The St. Louis Downtown Site, (SLDS) is the source of the radioactive material. This location is where Mallinckrodt processed uranium for the U.S. government nuclear weapons complex. It was a 45-acre active chemical manufacturing facility located just 300 feet west of the Mississippi River.

The nuclear weapons' waste materials were stockpiled at several sites in North St. Louis County including at Lambert-St. Louis International Airport. This site became known as the St. Louis Airport Site (SLAPS).

In the 1960s and 1970s, some of the waste material was sold to a private company, which transported the material to another location north of the SLAPS, and on Latty Avenue in the City of Hazelwood. This site became known as the Hazelwood Interim Storage Site (HISS).

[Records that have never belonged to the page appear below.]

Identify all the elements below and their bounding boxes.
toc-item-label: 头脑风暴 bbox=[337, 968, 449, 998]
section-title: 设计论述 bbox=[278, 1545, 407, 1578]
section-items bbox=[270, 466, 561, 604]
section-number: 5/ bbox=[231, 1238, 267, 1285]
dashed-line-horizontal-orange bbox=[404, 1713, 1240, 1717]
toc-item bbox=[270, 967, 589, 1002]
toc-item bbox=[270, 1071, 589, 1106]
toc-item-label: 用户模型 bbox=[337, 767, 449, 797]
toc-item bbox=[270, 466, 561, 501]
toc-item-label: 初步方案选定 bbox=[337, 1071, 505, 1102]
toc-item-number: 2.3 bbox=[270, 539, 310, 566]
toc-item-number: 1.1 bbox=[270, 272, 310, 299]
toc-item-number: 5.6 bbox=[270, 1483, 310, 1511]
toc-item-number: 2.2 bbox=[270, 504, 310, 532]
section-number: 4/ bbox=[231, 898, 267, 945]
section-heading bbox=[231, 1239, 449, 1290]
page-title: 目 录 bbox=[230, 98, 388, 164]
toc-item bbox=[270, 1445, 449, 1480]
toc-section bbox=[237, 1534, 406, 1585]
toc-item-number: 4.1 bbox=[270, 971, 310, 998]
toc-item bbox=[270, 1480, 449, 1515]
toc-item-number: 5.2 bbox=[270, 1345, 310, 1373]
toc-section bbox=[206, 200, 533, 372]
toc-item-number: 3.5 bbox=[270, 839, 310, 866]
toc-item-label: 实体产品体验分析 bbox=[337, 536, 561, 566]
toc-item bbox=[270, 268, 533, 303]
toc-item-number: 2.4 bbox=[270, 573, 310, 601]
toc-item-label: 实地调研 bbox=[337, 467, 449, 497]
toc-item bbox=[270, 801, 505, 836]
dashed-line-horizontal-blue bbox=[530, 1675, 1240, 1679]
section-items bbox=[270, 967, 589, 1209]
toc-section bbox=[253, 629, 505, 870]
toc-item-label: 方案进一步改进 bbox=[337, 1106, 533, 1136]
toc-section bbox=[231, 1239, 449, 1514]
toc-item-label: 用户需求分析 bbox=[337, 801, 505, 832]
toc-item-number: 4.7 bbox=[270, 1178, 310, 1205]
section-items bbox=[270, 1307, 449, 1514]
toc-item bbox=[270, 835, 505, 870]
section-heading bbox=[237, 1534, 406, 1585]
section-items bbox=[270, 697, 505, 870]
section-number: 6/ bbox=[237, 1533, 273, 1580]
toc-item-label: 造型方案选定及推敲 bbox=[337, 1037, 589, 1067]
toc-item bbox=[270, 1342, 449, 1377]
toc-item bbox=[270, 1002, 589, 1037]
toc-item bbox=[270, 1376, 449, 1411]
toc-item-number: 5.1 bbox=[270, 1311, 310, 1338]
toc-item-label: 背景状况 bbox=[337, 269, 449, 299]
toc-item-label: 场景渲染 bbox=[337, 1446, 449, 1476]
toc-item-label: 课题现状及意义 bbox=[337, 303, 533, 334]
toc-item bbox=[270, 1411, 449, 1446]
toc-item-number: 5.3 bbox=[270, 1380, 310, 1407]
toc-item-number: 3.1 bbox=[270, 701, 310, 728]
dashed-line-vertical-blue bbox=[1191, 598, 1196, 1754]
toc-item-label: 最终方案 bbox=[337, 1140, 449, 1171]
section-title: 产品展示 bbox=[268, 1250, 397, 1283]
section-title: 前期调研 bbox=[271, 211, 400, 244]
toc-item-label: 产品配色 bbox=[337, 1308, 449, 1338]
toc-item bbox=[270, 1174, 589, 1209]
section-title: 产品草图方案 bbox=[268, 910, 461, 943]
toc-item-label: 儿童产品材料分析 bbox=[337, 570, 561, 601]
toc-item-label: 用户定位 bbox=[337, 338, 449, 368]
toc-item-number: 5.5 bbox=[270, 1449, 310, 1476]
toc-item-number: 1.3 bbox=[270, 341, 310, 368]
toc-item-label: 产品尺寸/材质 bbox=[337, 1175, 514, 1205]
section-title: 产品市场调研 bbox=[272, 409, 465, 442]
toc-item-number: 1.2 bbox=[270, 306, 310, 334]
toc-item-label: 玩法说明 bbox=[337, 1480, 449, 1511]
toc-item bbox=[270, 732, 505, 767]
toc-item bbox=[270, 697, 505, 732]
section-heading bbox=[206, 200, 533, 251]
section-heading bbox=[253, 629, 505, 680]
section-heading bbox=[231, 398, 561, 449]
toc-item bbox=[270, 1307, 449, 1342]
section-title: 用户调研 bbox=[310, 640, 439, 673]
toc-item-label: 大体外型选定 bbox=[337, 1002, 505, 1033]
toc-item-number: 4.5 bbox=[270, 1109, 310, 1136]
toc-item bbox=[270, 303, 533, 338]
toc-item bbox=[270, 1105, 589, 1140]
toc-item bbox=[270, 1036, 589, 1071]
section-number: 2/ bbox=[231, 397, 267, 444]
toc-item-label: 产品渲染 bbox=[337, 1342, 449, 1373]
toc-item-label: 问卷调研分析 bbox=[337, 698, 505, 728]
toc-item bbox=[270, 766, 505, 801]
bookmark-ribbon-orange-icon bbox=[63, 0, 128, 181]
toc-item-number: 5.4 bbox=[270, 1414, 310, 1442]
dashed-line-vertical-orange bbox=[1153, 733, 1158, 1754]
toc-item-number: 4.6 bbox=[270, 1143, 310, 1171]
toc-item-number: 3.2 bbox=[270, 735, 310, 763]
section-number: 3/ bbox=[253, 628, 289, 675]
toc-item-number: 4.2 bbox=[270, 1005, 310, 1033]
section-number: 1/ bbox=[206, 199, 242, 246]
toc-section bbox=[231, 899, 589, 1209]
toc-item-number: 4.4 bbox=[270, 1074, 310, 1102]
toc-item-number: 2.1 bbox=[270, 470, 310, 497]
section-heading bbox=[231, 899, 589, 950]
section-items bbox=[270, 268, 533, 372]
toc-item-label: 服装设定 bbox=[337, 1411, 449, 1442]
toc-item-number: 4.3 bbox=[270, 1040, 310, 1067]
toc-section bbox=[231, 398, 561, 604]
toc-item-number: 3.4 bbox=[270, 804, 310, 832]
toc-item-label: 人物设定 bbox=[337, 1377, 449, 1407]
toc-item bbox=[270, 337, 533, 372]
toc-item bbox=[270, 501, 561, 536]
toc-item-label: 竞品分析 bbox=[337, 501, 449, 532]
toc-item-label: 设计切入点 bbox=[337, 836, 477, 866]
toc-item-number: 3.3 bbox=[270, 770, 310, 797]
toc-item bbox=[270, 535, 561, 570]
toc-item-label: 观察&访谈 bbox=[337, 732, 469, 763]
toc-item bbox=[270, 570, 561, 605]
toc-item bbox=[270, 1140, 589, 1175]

Together, the North County FUSRAP site consists of the SLAPS, HISS and 78 vicinity properties known as SLAPS VPs. The U.S. Department of Energy was responsible for the remediation of the FUSRAP sites from the late 1970s until 1998. At that time the U.S. Army Corps of Engineers (USACE) became the lead on the project.

Parts of Coldwater Creek are also a SLAPS Vicinity property. The creek has been affected by runoff from the FUSRAP sites. Coldwater Creek passes through several north St. Louis County communities including Florissant, Hazelwood, Black Jack and Spanish Lake. It was contaminated with uranium, thorium and radium.